–No son más que viejos cuentos, compréndelo, Yedik. Aquí se deciden cuestiones mundiales, cósmicas, y quieres que vayamos a quejarnos de no sé qué cementerio. ¿A quién le importa? Para ellos eso no importa nada. Y de todos modos, no nos dejarán pasar.
–Si no vamos, no nos dejarán pasar. Pero si lo exigimos, nos dejarán. Y en caso contrario, el propio jefe puede salir a nuestro encuentro. No es una montaña, que no pueda moverse de sitio.
Sabitzhán lanzó a Yediguéi una mirada de irritación.
–Deja, anciano, esta causa perdida. Y no cuentes conmigo. A mí eso no me importa nada.
–Podías haberlo dicho. Y se acabó la conversación. ¡Pero decías que eran cuentos!
–¿Pues qué te creías? ¿Que correría a ayudarte? ¿Por qué? Tengo familia, hijos, trabajo. ¿Para qué mear contra el viento?
–¿Para que desde aquí hagan una llamada y me den una patada en el culo? ¡No, gracias!
–Tu «gracias» quédatelo para ti –replicó Burani Yediguéi, y añadió iracundo–: ¡Una patada en el culo! ¡O sea, que sólo vives para tu culo!

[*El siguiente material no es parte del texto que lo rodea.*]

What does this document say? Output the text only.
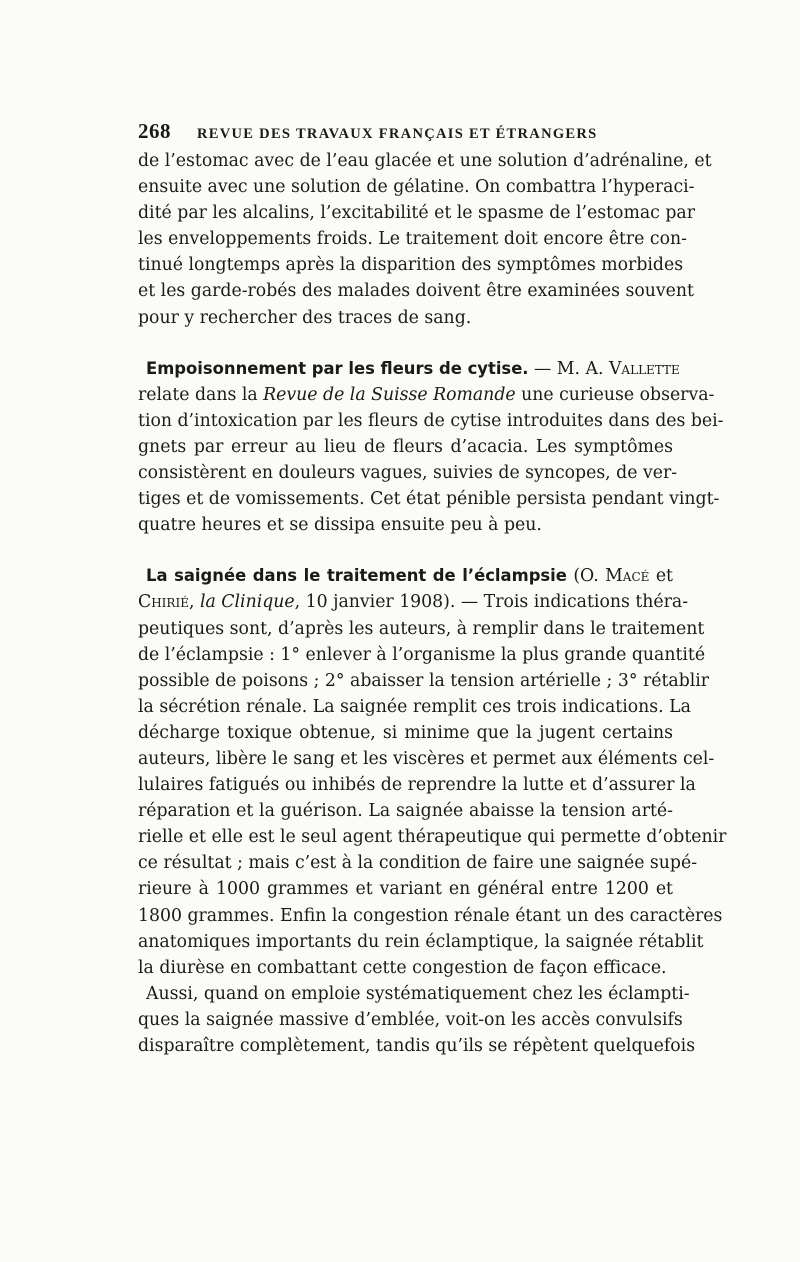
268 REVUE DES TRAVAUX FRANÇAIS ET ÉTRANGERS
de l’estomac avec de l’eau glacée et une solution d’adrénaline, et
ensuite avec une solution de gélatine. On combattra l’hyperaci-
dité par les alcalins, l’excitabilité et le spasme de l’estomac par
les enveloppements froids. Le traitement doit encore être con-
tinué longtemps après la disparition des symptômes morbides
et les garde-robés des malades doivent être examinées souvent
pour y rechercher des traces de sang.
Empoisonnement par les fleurs de cytise. — M. A. Vallette
relate dans la Revue de la Suisse Romande une curieuse observa-
tion d’intoxication par les fleurs de cytise introduites dans des bei-
gnets par erreur au lieu de fleurs d’acacia. Les symptômes
consistèrent en douleurs vagues, suivies de syncopes, de ver-
tiges et de vomissements. Cet état pénible persista pendant vingt-
quatre heures et se dissipa ensuite peu à peu.
La saignée dans le traitement de l’éclampsie (O. Macé et
Chirié, la Clinique, 10 janvier 1908). — Trois indications théra-
peutiques sont, d’après les auteurs, à remplir dans le traitement
de l’éclampsie : 1° enlever à l’organisme la plus grande quantité
possible de poisons ; 2° abaisser la tension artérielle ; 3° rétablir
la sécrétion rénale. La saignée remplit ces trois indications. La
décharge toxique obtenue, si minime que la jugent certains
auteurs, libère le sang et les viscères et permet aux éléments cel-
lulaires fatigués ou inhibés de reprendre la lutte et d’assurer la
réparation et la guérison. La saignée abaisse la tension arté-
rielle et elle est le seul agent thérapeutique qui permette d’obtenir
ce résultat ; mais c’est à la condition de faire une saignée supé-
rieure à 1000 grammes et variant en général entre 1200 et
1800 grammes. Enfin la congestion rénale étant un des caractères
anatomiques importants du rein éclamptique, la saignée rétablit
la diurèse en combattant cette congestion de façon efficace.
Aussi, quand on emploie systématiquement chez les éclampti-
ques la saignée massive d’emblée, voit-on les accès convulsifs
disparaître complètement, tandis qu’ils se répètent quelquefois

–¿Pues qué creías? ¡Así es precisamente! Para ti es muy sencillo. ¿Quién eres tú? Nadie. Pero nosotros vivimos por el culo, para que nos caigan en la boca las cosas más dulces.
–¡Vaya, vaya! Antes temíais por vuestras cabezas y ahora, según se ve, por vuestros culos.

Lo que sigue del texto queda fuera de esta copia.